- Starring: David Lloyd and various co-anchors
- Country of origin: United States

Production
- Running time: 3 hours

Original release
- Network: ESPNEWS (2003-2009)
- Release: January 2004 – January 2, 2009

= The Hot List =

The Hot List (also styled HotList) was a news, talk and analysis television show and also the flagship program on ESPNEWS. Since its debut in January 2004, the program aired Monday through Friday from 3-6pm ET.

==About the show==
The show originally consisted of one host (David Lloyd), along with an update anchor, who delivers news updates every thirty minutes. The show has since switched to a dual-anchor format, with Lloyd being joined by a rotating co-anchor. Cindy Brunson and Bram Weinstein are common co-hosts. Throughout the program, Lloyd and a rotating co-anchor are joined by analysts, players and insiders to break down and discuss the top stories in the sports world. The Hot List is also sometimes shown as a simulcast on ESPN and/or ESPN2.

From the show's debut until September 2006, Brian Kenny hosted the show. In October 2006, he became an anchor on SportsCenter, and was replaced on The Hot List by Elliott and Bunin, who had been substitutes for Kenny in the past. However, beginning in August 2007, David Lloyd, who had been the host on ESPNEWS Pregame, took over as the permanent host. Michael Kim had been the primary update anchor since 2004, but Ben Becker has also served in that role. In the spring of 2008, the show's current dual-anchor format was adopted.

In 2006, two special edition five-hour shows debuted. On Mondays during the NFL season, an extended five-hour show began at 1pm ET to kick off ESPN's coverage of Monday Night Football with Josh Elliott and Mike Hill co-hosting and Eric Allen and Qadry Ismail as analysts. This replaced Monday Quarterback which was hosted by Trey Wingo with Mike Ditka and Eric Allen. On Thursdays, the show aired a special college football preview show, again five hours with Dari Nowkhah hosting along with analysts Jim Donnan and Lou Holtz.

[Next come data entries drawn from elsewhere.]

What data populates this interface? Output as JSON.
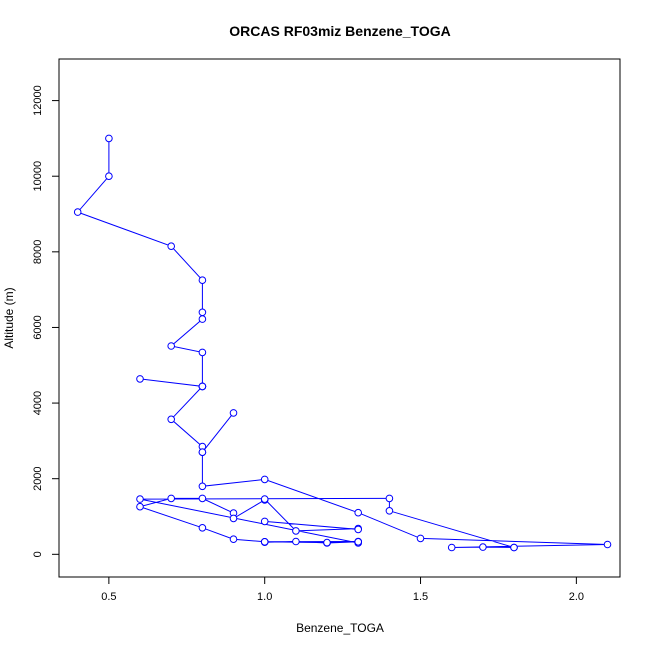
{
  "chart_data": {
    "type": "line",
    "title": "ORCAS RF03miz Benzene_TOGA",
    "xlabel": "Benzene_TOGA",
    "ylabel": "Altitude (m)",
    "xlim": [
      0.34,
      2.14
    ],
    "ylim": [
      -600,
      13100
    ],
    "x_ticks": [
      0.5,
      1.0,
      1.5,
      2.0
    ],
    "x_tick_labels": [
      "0.5",
      "1.0",
      "1.5",
      "2.0"
    ],
    "y_ticks": [
      0,
      2000,
      4000,
      6000,
      8000,
      10000,
      12000
    ],
    "y_tick_labels": [
      "0",
      "2000",
      "4000",
      "6000",
      "8000",
      "10000",
      "12000"
    ],
    "grid": false,
    "series_color": "#0000ff",
    "marker": "open-circle",
    "series": [
      {
        "x": [
          0.5,
          0.5,
          0.4,
          0.7,
          0.8,
          0.8,
          0.8,
          0.7,
          0.8,
          0.8,
          0.6,
          0.8,
          0.8,
          0.7,
          0.8,
          0.8,
          0.9,
          0.8,
          0.8,
          1.0,
          1.3,
          1.5,
          2.1,
          1.6,
          1.7,
          1.8,
          1.8,
          1.4,
          1.4,
          0.6,
          1.3,
          1.3,
          1.2,
          1.1,
          1.0,
          1.0,
          1.3,
          1.3,
          1.2,
          1.0,
          0.9,
          0.8,
          0.6,
          0.7,
          0.8,
          0.9,
          0.9,
          1.0,
          1.0,
          1.1,
          1.3,
          1.3,
          1.0
        ],
        "y": [
          11000,
          10000,
          9050,
          8150,
          7250,
          6400,
          6220,
          5510,
          5340,
          4440,
          4640,
          4440,
          4440,
          3570,
          2850,
          2700,
          3740,
          2700,
          1800,
          1980,
          1100,
          420,
          260,
          180,
          190,
          180,
          180,
          1150,
          1480,
          1460,
          300,
          330,
          300,
          340,
          320,
          330,
          340,
          330,
          310,
          330,
          400,
          700,
          1260,
          1480,
          1480,
          1090,
          950,
          1440,
          1460,
          620,
          680,
          660,
          870
        ]
      }
    ]
  }
}
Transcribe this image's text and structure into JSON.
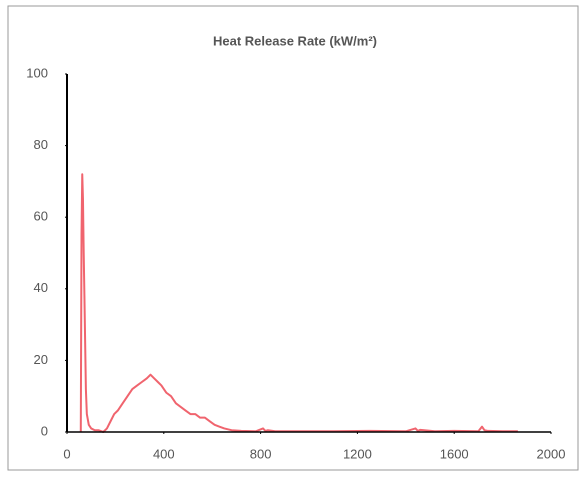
{
  "chart_data": {
    "type": "line",
    "title": "Heat Release Rate (kW/m²)",
    "x": [
      57,
      60,
      63,
      66,
      69,
      72,
      75,
      78,
      82,
      90,
      100,
      115,
      130,
      150,
      165,
      180,
      195,
      210,
      230,
      250,
      270,
      290,
      310,
      330,
      345,
      360,
      375,
      390,
      410,
      430,
      450,
      470,
      490,
      510,
      530,
      550,
      570,
      590,
      610,
      630,
      650,
      680,
      720,
      780,
      810,
      820,
      830,
      860,
      950,
      1100,
      1250,
      1400,
      1440,
      1450,
      1460,
      1520,
      1600,
      1700,
      1715,
      1725,
      1740,
      1800,
      1863
    ],
    "series": [
      {
        "color": "#f0646e",
        "values": [
          0,
          55,
          72,
          65,
          50,
          38,
          25,
          12,
          5,
          2,
          1,
          0.5,
          0.5,
          0,
          1,
          3,
          5,
          6,
          8,
          10,
          12,
          13,
          14,
          15,
          16,
          15,
          14,
          13,
          11,
          10,
          8,
          7,
          6,
          5,
          5,
          4,
          4,
          3,
          2,
          1.5,
          1,
          0.5,
          0.3,
          0.2,
          1,
          0.3,
          0.5,
          0.2,
          0.2,
          0.2,
          0.3,
          0.2,
          1,
          0.3,
          0.6,
          0.2,
          0.3,
          0.2,
          1.5,
          0.5,
          0.3,
          0.2,
          0.2
        ]
      }
    ],
    "xlim": [
      0,
      2000
    ],
    "xticks": [
      0,
      400,
      800,
      1200,
      1600,
      2000
    ],
    "ylim": [
      0,
      100
    ],
    "yticks": [
      0,
      20,
      40,
      60,
      80,
      100
    ]
  }
}
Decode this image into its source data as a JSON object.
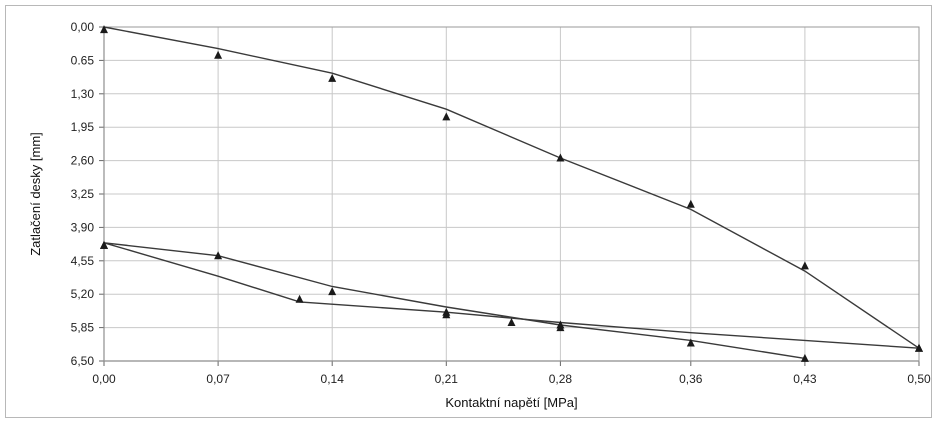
{
  "chart_data": {
    "type": "line",
    "title": "",
    "xlabel": "Kontaktní napětí [MPa]",
    "ylabel": "Zatlačení desky [mm]",
    "x_ticks": [
      0.0,
      0.07,
      0.14,
      0.21,
      0.28,
      0.36,
      0.43,
      0.5
    ],
    "x_tick_labels": [
      "0,00",
      "0,07",
      "0,14",
      "0,21",
      "0,28",
      "0,36",
      "0,43",
      "0,50"
    ],
    "y_ticks": [
      0.0,
      0.65,
      1.3,
      1.95,
      2.6,
      3.25,
      3.9,
      4.55,
      5.2,
      5.85,
      6.5
    ],
    "y_tick_labels": [
      "0,00",
      "0.65",
      "1,30",
      "1,95",
      "2,60",
      "3,25",
      "3,90",
      "4,55",
      "5,20",
      "5,85",
      "6,50"
    ],
    "xlim": [
      0.0,
      0.5
    ],
    "ylim": [
      0.0,
      6.5
    ],
    "y_inverted": true,
    "grid": true,
    "colors": {
      "line": "#3a3a3a",
      "marker": "#1a1a1a",
      "grid": "#c8c8c8",
      "plot_bg": "#ffffff",
      "border": "#b8b8b8"
    },
    "series": [
      {
        "x": [
          0.0,
          0.07,
          0.14,
          0.21,
          0.28,
          0.36,
          0.43,
          0.5
        ],
        "y": [
          0.05,
          0.55,
          1.0,
          1.75,
          2.55,
          3.45,
          4.65,
          6.25
        ]
      },
      {
        "x": [
          0.0,
          0.07,
          0.14,
          0.21,
          0.28,
          0.36,
          0.43
        ],
        "y": [
          4.25,
          4.45,
          5.15,
          5.55,
          5.85,
          6.15,
          6.45
        ]
      },
      {
        "x": [
          0.0,
          0.12,
          0.21,
          0.25,
          0.28,
          0.5
        ],
        "y": [
          4.25,
          5.3,
          5.6,
          5.75,
          5.8,
          6.25
        ]
      }
    ],
    "line_shapes": [
      {
        "x": [
          0.0,
          0.07,
          0.14,
          0.21,
          0.28,
          0.36,
          0.43,
          0.5
        ],
        "y": [
          0.0,
          0.42,
          0.9,
          1.6,
          2.55,
          3.55,
          4.75,
          6.25
        ]
      },
      {
        "x": [
          0.0,
          0.07,
          0.14,
          0.21,
          0.28,
          0.36,
          0.43
        ],
        "y": [
          4.2,
          4.45,
          5.05,
          5.45,
          5.8,
          6.1,
          6.45
        ]
      },
      {
        "x": [
          0.0,
          0.07,
          0.12,
          0.21,
          0.28,
          0.36,
          0.5
        ],
        "y": [
          4.2,
          4.85,
          5.35,
          5.55,
          5.75,
          5.95,
          6.25
        ]
      }
    ]
  }
}
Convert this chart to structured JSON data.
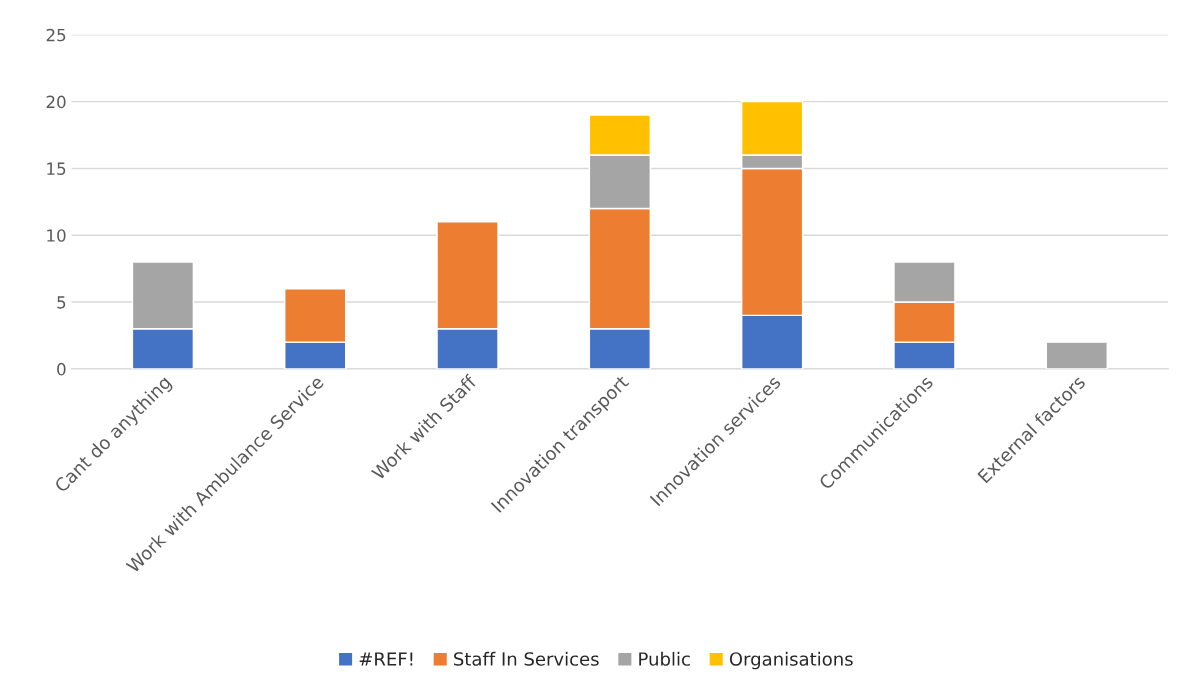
{
  "chart_data": {
    "type": "bar",
    "stacked": true,
    "categories": [
      "Cant do anything",
      "Work with Ambulance Service",
      "Work with Staff",
      "Innovation transport",
      "Innovation services",
      "Communications",
      "External factors"
    ],
    "series": [
      {
        "name": "#REF!",
        "color": "#4472c4",
        "values": [
          3,
          2,
          3,
          3,
          4,
          2,
          null
        ]
      },
      {
        "name": "Staff In Services",
        "color": "#ed7d31",
        "values": [
          null,
          4,
          8,
          9,
          11,
          3,
          null
        ]
      },
      {
        "name": "Public",
        "color": "#a5a5a5",
        "values": [
          5,
          null,
          null,
          4,
          1,
          3,
          2
        ]
      },
      {
        "name": "Organisations",
        "color": "#ffc000",
        "values": [
          null,
          null,
          null,
          3,
          4,
          null,
          null
        ]
      }
    ],
    "ylim": [
      0,
      25
    ],
    "yticks": [
      0,
      5,
      10,
      15,
      20,
      25
    ],
    "grid": "y",
    "legend": "bottom"
  }
}
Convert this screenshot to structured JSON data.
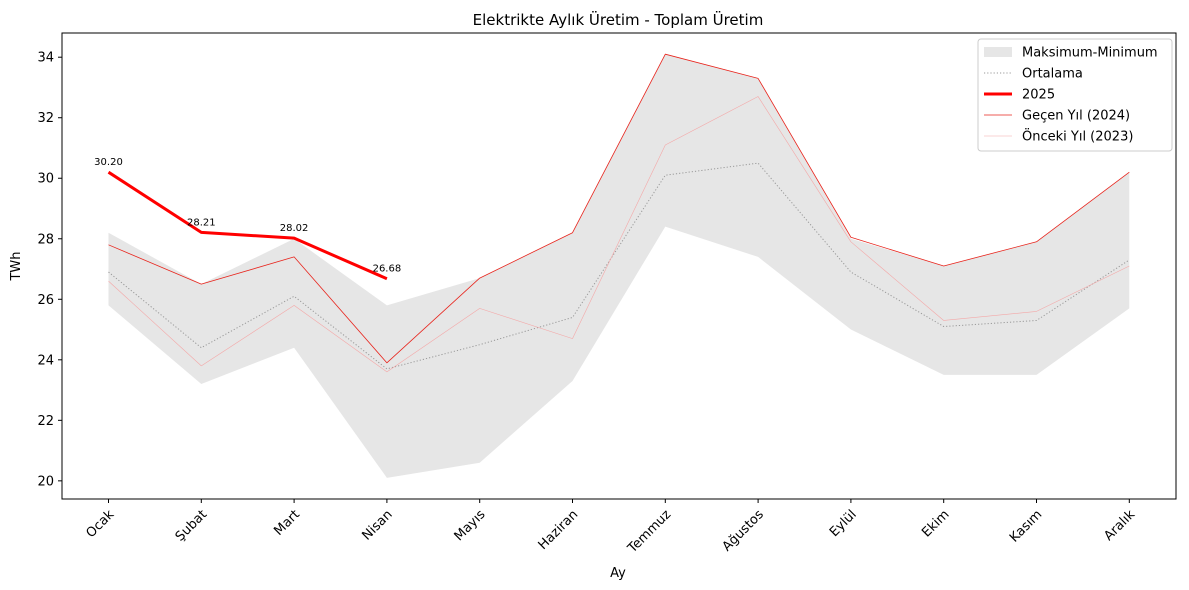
{
  "chart_data": {
    "type": "line",
    "title": "Elektrikte Aylık Üretim - Toplam Üretim",
    "xlabel": "Ay",
    "ylabel": "TWh",
    "ylim": [
      19.4,
      34.8
    ],
    "yticks": [
      20,
      22,
      24,
      26,
      28,
      30,
      32,
      34
    ],
    "categories": [
      "Ocak",
      "Şubat",
      "Mart",
      "Nisan",
      "Mayıs",
      "Haziran",
      "Temmuz",
      "Ağustos",
      "Eylül",
      "Ekim",
      "Kasım",
      "Aralık"
    ],
    "band": {
      "name": "Maksimum-Minimum",
      "color": "#e6e6e6",
      "max": [
        28.2,
        26.5,
        28.0,
        25.8,
        26.7,
        28.2,
        34.1,
        33.3,
        28.0,
        27.1,
        27.9,
        30.2
      ],
      "min": [
        25.8,
        23.2,
        24.4,
        20.1,
        20.6,
        23.3,
        28.4,
        27.4,
        25.0,
        23.5,
        23.5,
        25.7
      ]
    },
    "series": [
      {
        "name": "Ortalama",
        "color": "#999999",
        "style": "dotted",
        "values": [
          26.9,
          24.4,
          26.1,
          23.7,
          24.5,
          25.4,
          30.1,
          30.5,
          26.9,
          25.1,
          25.3,
          27.3
        ]
      },
      {
        "name": "2025",
        "color": "#ff0000",
        "style": "bold",
        "values": [
          30.2,
          28.21,
          28.02,
          26.68,
          null,
          null,
          null,
          null,
          null,
          null,
          null,
          null
        ],
        "labels": [
          "30.20",
          "28.21",
          "28.02",
          "26.68"
        ]
      },
      {
        "name": "Geçen Yıl (2024)",
        "color": "#e8241c",
        "style": "thin",
        "values": [
          27.8,
          26.5,
          27.4,
          23.9,
          26.7,
          28.2,
          34.1,
          33.3,
          28.05,
          27.1,
          27.9,
          30.2
        ]
      },
      {
        "name": "Önceki Yıl (2023)",
        "color": "#f4a8a8",
        "style": "faint",
        "values": [
          26.6,
          23.8,
          25.8,
          23.6,
          25.7,
          24.7,
          31.1,
          32.7,
          27.9,
          25.3,
          25.6,
          27.1
        ]
      }
    ],
    "legend_position": "top-right",
    "grid": false
  }
}
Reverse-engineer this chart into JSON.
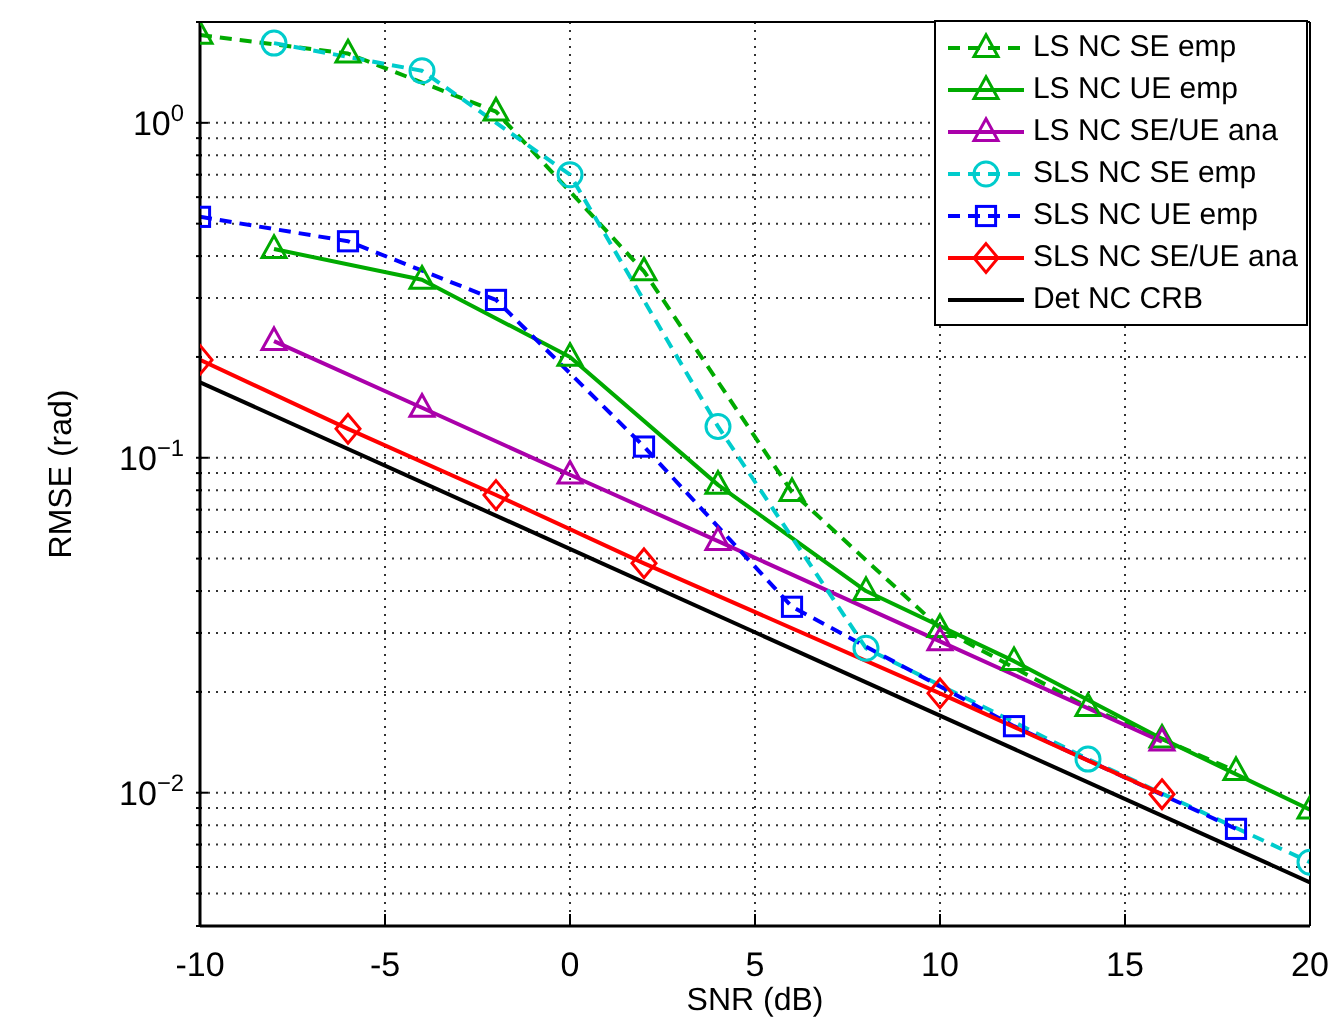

The Hot List was discontinued on January 2, 2009 as ESPNEWS reverted to half-hour blocks of sports news throughout the day on January 5, 2009.

==Personalities==
- David Lloyd: Host (2007–2009)
- Aaron Boulding: Videogame Analyst (2005–2009)
- Steve Bunin: Fill-In Host (2006–2009)
- Josh Elliott: Fill-In Host (2006–2009)
- Mike Hill : Fill-In Host (2006–2009)
- Michael Kim: Update Anchor (2004–2009)
- Kevin Negandhi: Fill-in Host (2005–2009)
- Ben Becker: Fill-In Host and Fill-In Update Anchor (2005–2007)
- Brian Kenny: Host (2004–2006)

==Segments==
- Sports Hit List: This is at the top of each hour when Lloyd delivers all of the hottest stories in sports.
- News and Notes: This segment was originally done by Michael Kim (and now by Lloyd's co-anchor), when s/he gives the viewers all of the news and notes in the sports world.